Die Baukosten betrugen bis zu 10,7 Millionen Mark, was aktuell 60,7 Millionen Euro entspricht. Im Vergleich dazu waren der Neue Elbtunnel und der Eurotunnel ziemlich teurer: 550 Millionen Euro bzw. 15 Mrd. Euro. Dafür sind sie aber auch viel länger und größer.
Die endgültige Ironie
Der Elbtunnel wurde gebaut, damit die Hafenarbeiter den Fluss täglich überqueren konnten, ohne den Schiffsverkehr zu stören. Mit seinen mehr als 24 m Wasserspiegel-Tiefe (damals) funktionierte er gut genug. Aber als größere Containerschiffe mit großen Tiefgang gebaut wurden, konnten sie nicht mehr über den Tunnel fahren und der Hafen musste flussabwärts verlegt werden. So mussten die Arbeiter den Fluss nicht mehr überqueren und der Tunnel verlor seine ursprüngliche Funktion.
Bauen ist billiger als Warten
Wie wir schon sagten, war der Bau des Tunnels billig: 60 Millionen Euro in nur 4 Jahren Arbeit.
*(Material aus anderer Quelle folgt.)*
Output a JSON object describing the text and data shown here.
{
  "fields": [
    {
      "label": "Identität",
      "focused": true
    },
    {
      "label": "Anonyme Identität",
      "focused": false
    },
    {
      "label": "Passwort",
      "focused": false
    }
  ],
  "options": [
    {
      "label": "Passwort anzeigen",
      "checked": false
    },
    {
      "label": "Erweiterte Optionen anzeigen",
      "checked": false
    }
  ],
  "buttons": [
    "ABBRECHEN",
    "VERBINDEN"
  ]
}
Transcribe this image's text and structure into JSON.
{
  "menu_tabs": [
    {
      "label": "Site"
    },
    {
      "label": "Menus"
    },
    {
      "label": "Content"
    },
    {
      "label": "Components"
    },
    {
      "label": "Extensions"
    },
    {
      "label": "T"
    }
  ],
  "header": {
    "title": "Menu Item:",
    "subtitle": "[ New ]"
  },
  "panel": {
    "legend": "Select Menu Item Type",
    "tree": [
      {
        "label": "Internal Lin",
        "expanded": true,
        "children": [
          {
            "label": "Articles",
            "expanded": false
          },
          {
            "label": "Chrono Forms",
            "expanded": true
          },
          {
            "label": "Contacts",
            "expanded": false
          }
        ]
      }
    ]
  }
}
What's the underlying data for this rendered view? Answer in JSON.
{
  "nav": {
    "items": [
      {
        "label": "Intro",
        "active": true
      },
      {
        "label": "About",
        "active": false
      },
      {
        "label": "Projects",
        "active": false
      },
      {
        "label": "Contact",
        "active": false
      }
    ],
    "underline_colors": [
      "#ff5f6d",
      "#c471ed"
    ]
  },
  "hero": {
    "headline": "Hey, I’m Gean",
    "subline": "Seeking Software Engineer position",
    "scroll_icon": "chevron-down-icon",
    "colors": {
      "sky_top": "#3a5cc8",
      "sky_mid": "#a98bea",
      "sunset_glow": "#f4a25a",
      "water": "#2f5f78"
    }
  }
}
Nun, seine Sanierung ist genau das Gegenteil: Mehr als 25 Jahre Arbeit und fast 60 Millionen Euro sind in ein Projekt geflossen, das voraussichtlich 2024 mit geschätzten Kosten von über 100 Millionen Euro enden wird.
Gründe für die Erhaltung
Was nützt ein Tunnel, der seine ursprüngliche Funktion verloren hat und im Unterhalt so teuer ist? Es ist eine nur logische Frage, die Antwort ist dennoch einfach: Es gibt fast so viele Nutzen wie die Anzahl der Einwohner dieser Stadt.
Im Jahr 2019 überquerten ihn fast 2 Millionen Menschen zu Fuß oder mit dem Fahrrad. Das ist so, als hätte jeder Hamburger ihn einmal besucht, mehrere Tausend sogar zweimal – hin und zurück.
Außerdem ist es mittlerweile eine große Bühne für Hamburgs blühende Kultur geworden. Sowohl Konzerte als auch Filmdrehs haben dort schon stattgefunden.
Und nicht zuletzt: Es ist das perfekte Zeugnis für das einzigartige Ingenieur- und Bauerbe dieses Landes.